From Merrian-Webster Online Dictionary:
Main Entry: he•ro
1 […] c: a man admired for his achievements and noble qualities d: one that shows great courage
4: an object of extreme admiration and devotion : idol
From the Richmond Times-Dispatch: Local heroes:
WILLIAM J. FRAWLEY
Former Mary Washington president
WHY YOU KNOW HIM: He was fired as president of the University of Mary Washington in April after two DUI arrests. He was on the job for 10 months.
WHAT’S NEW: Frawley, 56, was convicted of two separate driving-under-the-influence charges in September and had his driving privilege in Virginia suspended for a year. The charges arose from incidents on consecutive days in Fairfax County and Fredericksburg.
He managed to skirt his way out of the mandatory ten days in jail for the charge in Fairfax County too…
In December, Frawley acknowledged self-treating depression with alcohol, and he lashed out at the university’s board of visitors in an opinion piece he wrote for The Washington Post. He wrote that the board disregarded his illness, his accomplishments and his family’s needs.
Apparently, you disregarded your family’s needs as well…
He acknowledged he had consumed wine after taking an allergy medication the morning of April 10 when he wrecked in Fairfax. Separately, he told police in Fredericksburg that he had consumed six bottles of cough syrup when arrested in the city the next day, April 11.
I quote from the police report, there was a “strong odor of alcoholic beverage coming from his [Frawley’s] person and he was unsteady on his feet.”
Either way, it’s still a DUI.
In an e-mail to the Richmond Times-Dispatch in mid-December, he said he wrote of his account “for my own well-being and clear conscience, nothing else. At no time has my purpose been to elicit any kind of response — just to state the truth.” He thanked the university’s faculty, students, alumni and parents who have sent him notes of support.
Frawley, who said he is writing two books about his experiences, added, “I am moving on. I would suggest that others, including the press, show respect for themselves and others, and move on likewise.
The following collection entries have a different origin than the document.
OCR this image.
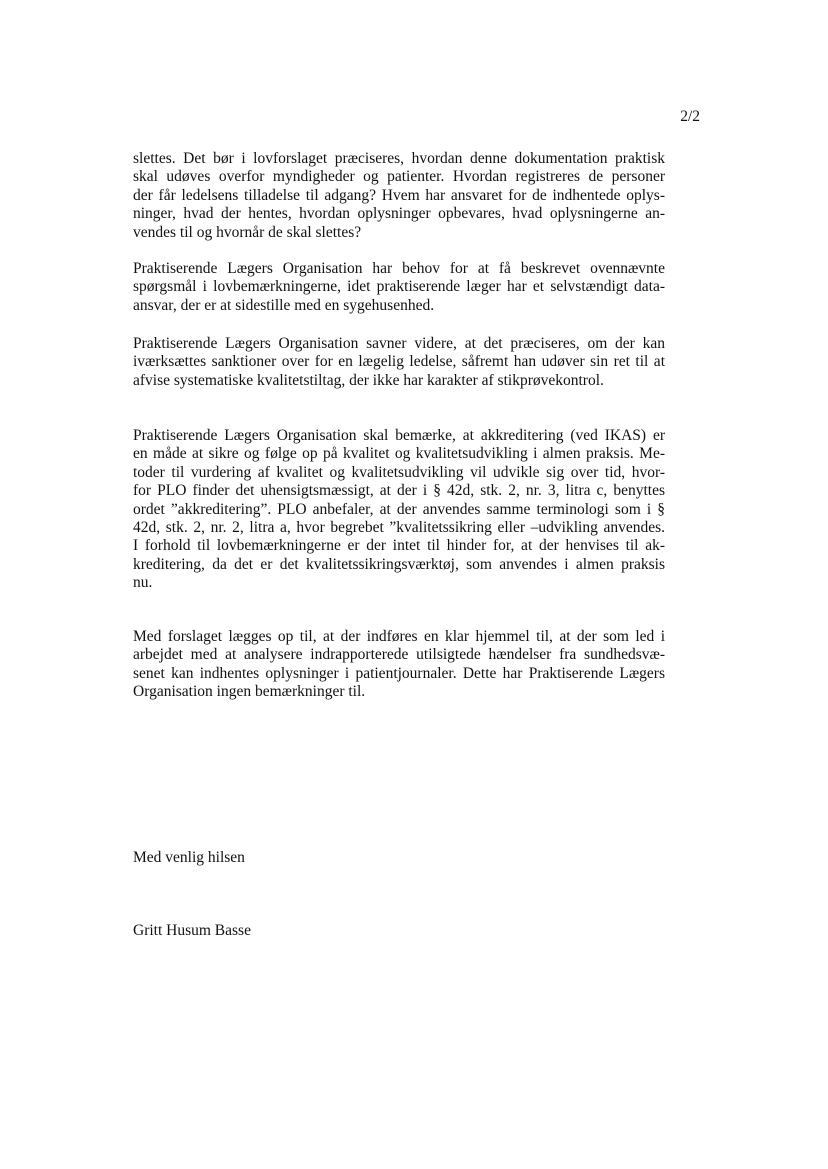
2/2
slettes. Det bør i lovforslaget præciseres, hvordan denne dokumentation praktisk
skal udøves overfor myndigheder og patienter. Hvordan registreres de personer
der får ledelsens tilladelse til adgang? Hvem har ansvaret for de indhentede oplys-
ninger, hvad der hentes, hvordan oplysninger opbevares, hvad oplysningerne an-
vendes til og hvornår de skal slettes?
Praktiserende Lægers Organisation har behov for at få beskrevet ovennævnte
spørgsmål i lovbemærkningerne, idet praktiserende læger har et selvstændigt data-
ansvar, der er at sidestille med en sygehusenhed.
Praktiserende Lægers Organisation savner videre, at det præciseres, om der kan
iværksættes sanktioner over for en lægelig ledelse, såfremt han udøver sin ret til at
afvise systematiske kvalitetstiltag, der ikke har karakter af stikprøvekontrol.
Praktiserende Lægers Organisation skal bemærke, at akkreditering (ved IKAS) er
en måde at sikre og følge op på kvalitet og kvalitetsudvikling i almen praksis. Me-
toder til vurdering af kvalitet og kvalitetsudvikling vil udvikle sig over tid, hvor-
for PLO finder det uhensigtsmæssigt, at der i § 42d, stk. 2, nr. 3, litra c, benyttes
ordet ”akkreditering”. PLO anbefaler, at der anvendes samme terminologi som i §
42d, stk. 2, nr. 2, litra a, hvor begrebet ”kvalitetssikring eller –udvikling anvendes.
I forhold til lovbemærkningerne er der intet til hinder for, at der henvises til ak-
kreditering, da det er det kvalitetssikringsværktøj, som anvendes i almen praksis
nu.
Med forslaget lægges op til, at der indføres en klar hjemmel til, at der som led i
arbejdet med at analysere indrapporterede utilsigtede hændelser fra sundhedsvæ-
senet kan indhentes oplysninger i patientjournaler. Dette har Praktiserende Lægers
Organisation ingen bemærkninger til.
Med venlig hilsen
Gritt Husum Basse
There is a point where mere rehash of the past has to stop and we all move to a new phase of lessons beyond incidents. We have reached that point.”
SARAH ANN HAISLIP
Underage drinking led to fatality
WHY YOU KNOW HER: She caused an early New Year’s Day wreck in Short Pump that killed a local bartender.
WHAT’S NEW: She’s serving a one-year sentence
Sarah Ann Haislip could have become a household name in the Richmond area last year for her soccer skills and academics.
Instead, the Deep Run High School student, just 16, became a one-person warning poster for the consequences of drinking and driving. Some Web sites even included images of her with beer in hand.
Haislip was westbound and driving alone just after midnight Jan. 1 when her car ran a red light and broadsided a vehicle driven by Wesley Hunter Taylor, a bartender at a nearby restaurant. Taylor had been drinking as well, but his condition was not considered a factor in the fatal collision.
He died in front of Short Pump Town Center. Haislip later was convicted of involuntary manslaughter and underage alcohol possession.
She is serving a one-year sentence, part of it in a juvenile-detention facility and the remainder in jail.
Haislip called her actions “childish and stupid,” and she apologized for not realizing the consequences of her acts.
Money raised in Taylor’s memory has gone to dig wells in Africa.
Since the Richmond Times-Dispatch is hard pressed to find heroes I decided to provide a few links:
Deputy Sheriff Jason E. Mooney of the Stafford County Sheriff’s Office, volunteer firefighter, and Marine – Killed in an automobile accident while responding to an accident on I-95.
Deputy Sheriff Jason Lee Saunders of the Campbell County Sheriff’s Office – Killed in an automobile accident while in pursuit of a suspected drunk driver.
First Lieutenant Benjamin Hall, an United States Army Ranger, and fifth generation soldier, was killed in action in Afghanistan. Originally from Woodbridge, his family lives in Fredericksburg.
Stryker, a police canine with the Maryland-National Capital Park and Planning Commission (M-NCPPC), helped to search for survivors at The Pentagon after the September 11, 2001 terrorist attacks. He also had a 113 drug arrests (worth $159,923) to his credit. He was euthanized on July 30, 2007.
Marlo David McQuillar, whose information helped to put two cocaine dealers away for 10 and 15 years. He was killed in Fredericksburg on July 27, 2007. “He told a judge in October [of 2006] that he had seen the error of his ways and was looking forward to raising his son as a law-abiding citizen. ‘I refuse to let my son go down the same path of negativity that I went down,’ he said at the time.”
Farooq Anwar, originally from Pakistan, was killed while working at his store in Chesterfield. Both his children attend the University of Virginia. American Dream, anyone?
Chief Brad Thomas and Captain Eric Chenault of the Bowling Green Volunteer Fire Department, both of which were seriously burned while fighting a fire on February 18, 2007. They were forced to jump from the second story of a building to escape the flames.